The glass walls gave me an excellent view of the city, which I appreciated just as soon as my vision stopped pulsating and swimming.  A dot the size of my fist was spray painted on one of the windows.  The downtown buildings were monochromatic darks and oranges, the colors cast in circles or cones by the streetlights.  The variation in building height was pathetic, but hey, not everywhere can be Sin City.  The river moved sluggishly, a ribbon of oil black, just barely visible between buildings.

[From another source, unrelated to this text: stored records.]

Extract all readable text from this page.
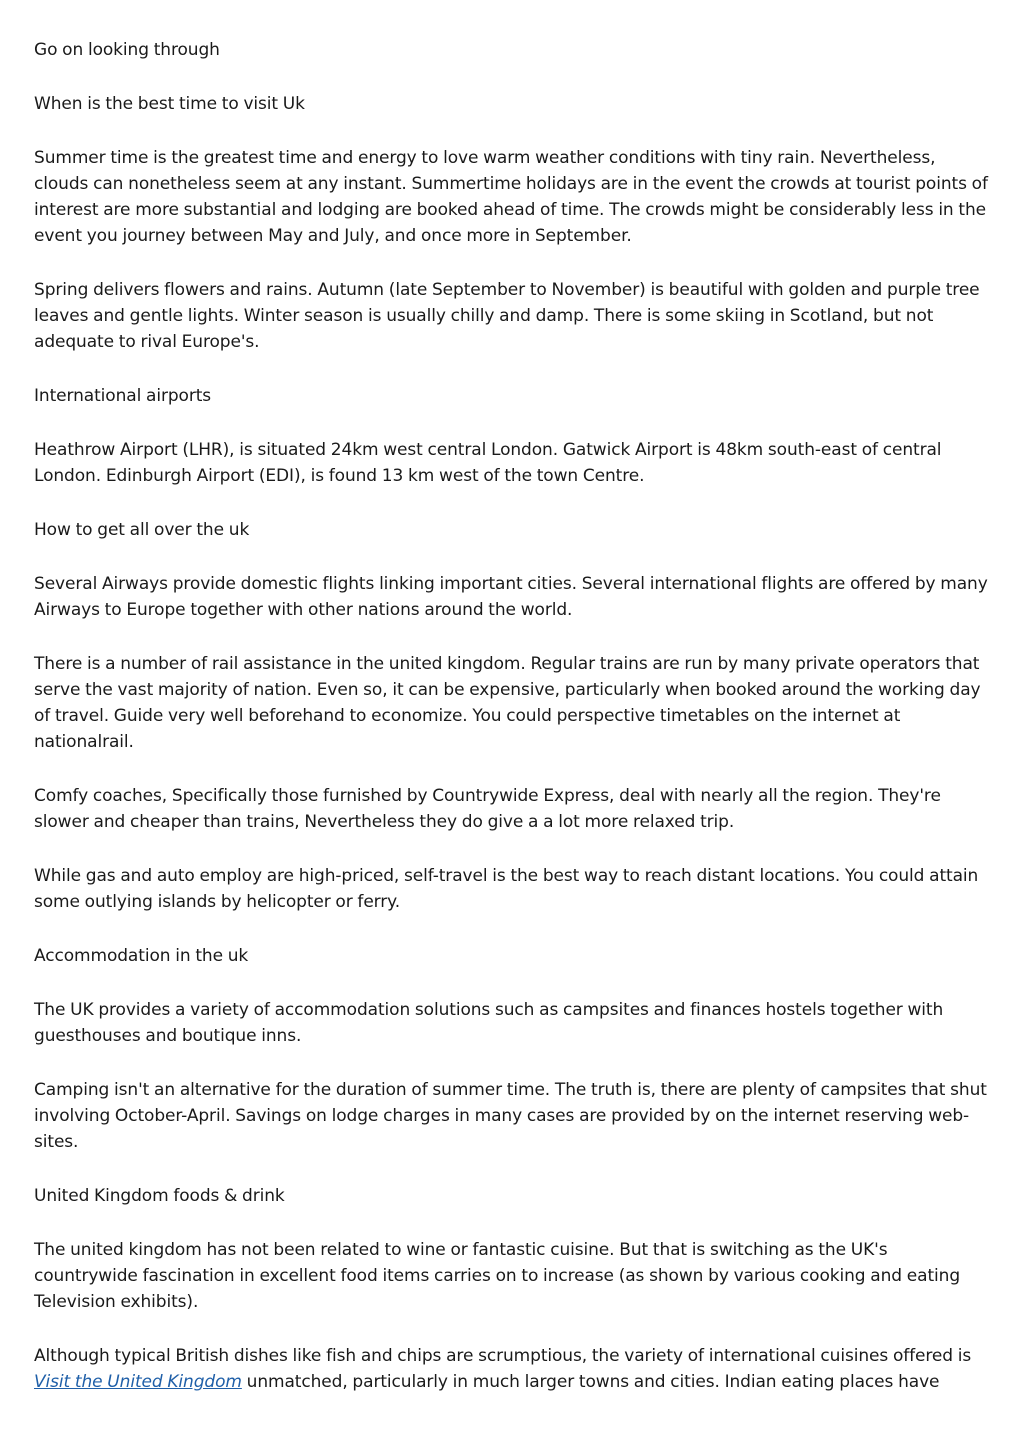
Go on looking through

When is the best time to visit Uk

Summer time is the greatest time and energy to love warm weather conditions with tiny rain. Nevertheless, clouds can nonetheless seem at any instant. Summertime holidays are in the event the crowds at tourist points of interest are more substantial and lodging are booked ahead of time. The crowds might be considerably less in the event you journey between May and July, and once more in September.

Spring delivers flowers and rains. Autumn (late September to November) is beautiful with golden and purple tree leaves and gentle lights. Winter season is usually chilly and damp. There is some skiing in Scotland, but not adequate to rival Europe's.

International airports

Heathrow Airport (LHR), is situated 24km west central London. Gatwick Airport is 48km south-east of central London. Edinburgh Airport (EDI), is found 13 km west of the town Centre.

How to get all over the uk

Several Airways provide domestic flights linking important cities. Several international flights are offered by many Airways to Europe together with other nations around the world.

There is a number of rail assistance in the united kingdom. Regular trains are run by many private operators that serve the vast majority of nation. Even so, it can be expensive, particularly when booked around the working day of travel. Guide very well beforehand to economize. You could perspective timetables on the internet at nationalrail.

Comfy coaches, Specifically those furnished by Countrywide Express, deal with nearly all the region. They're slower and cheaper than trains, Nevertheless they do give a a lot more relaxed trip.

While gas and auto employ are high-priced, self-travel is the best way to reach distant locations. You could attain some outlying islands by helicopter or ferry.

Accommodation in the uk

The UK provides a variety of accommodation solutions such as campsites and finances hostels together with guesthouses and boutique inns.

Camping isn't an alternative for the duration of summer time. The truth is, there are plenty of campsites that shut involving October-April. Savings on lodge charges in many cases are provided by on the internet reserving web-sites.

United Kingdom foods & drink

The united kingdom has not been related to wine or fantastic cuisine. But that is switching as the UK's countrywide fascination in excellent food items carries on to increase (as shown by various cooking and eating Television exhibits).

Although typical British dishes like fish and chips are scrumptious, the variety of international cuisines offered is Visit the United Kingdom unmatched, particularly in much larger towns and cities. Indian eating places have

The restaurant had probably been nice once.  Tables were draped with silky looking table clothes, each with a small lamp centerpiece, and an art-deco bar took up one side of the room.  I had a momentary vision of men and women in fine clothes, huddled around the intimately lit tables while snow fell outside the windows and Christmas music played in the background, waiters ferrying bottles of wine and expensive dishes between the couples and the kitchen.

I felt a sudden pang of sadness.  This room had been full of life once.  It had entertained, glowed with an aura of enjoyment, rang with laughter and the clink of silverware on china.  People had been happy here.  People.  Had been.  Happy.  I clenched my jaw.

There was a sign next to the coat rack, probably at one pointed had advertised the soup-of-the-day or something.  Now it just held a white chalk number.  I called it and the voice at the end of the line said “Ten PM assignment.  Circles” and hung up.

Given the penchant of the game’s designers for putting the clues on the walls, I walked over and checked out the dot on the window.  Beyond the fact that it was spray paint, there wasn’t much I could divine about it.

“Perhaps you should stand here.”  I looked back.  Keith was gesturing at a similar dot sprayed onto the carpet.

I walked over to the dot, placed my feet on it, and stood on a line with the dot on the window.  It covered one of the glassed in staircases of a parking garage a few blocks away.  “Huh.  Neato.”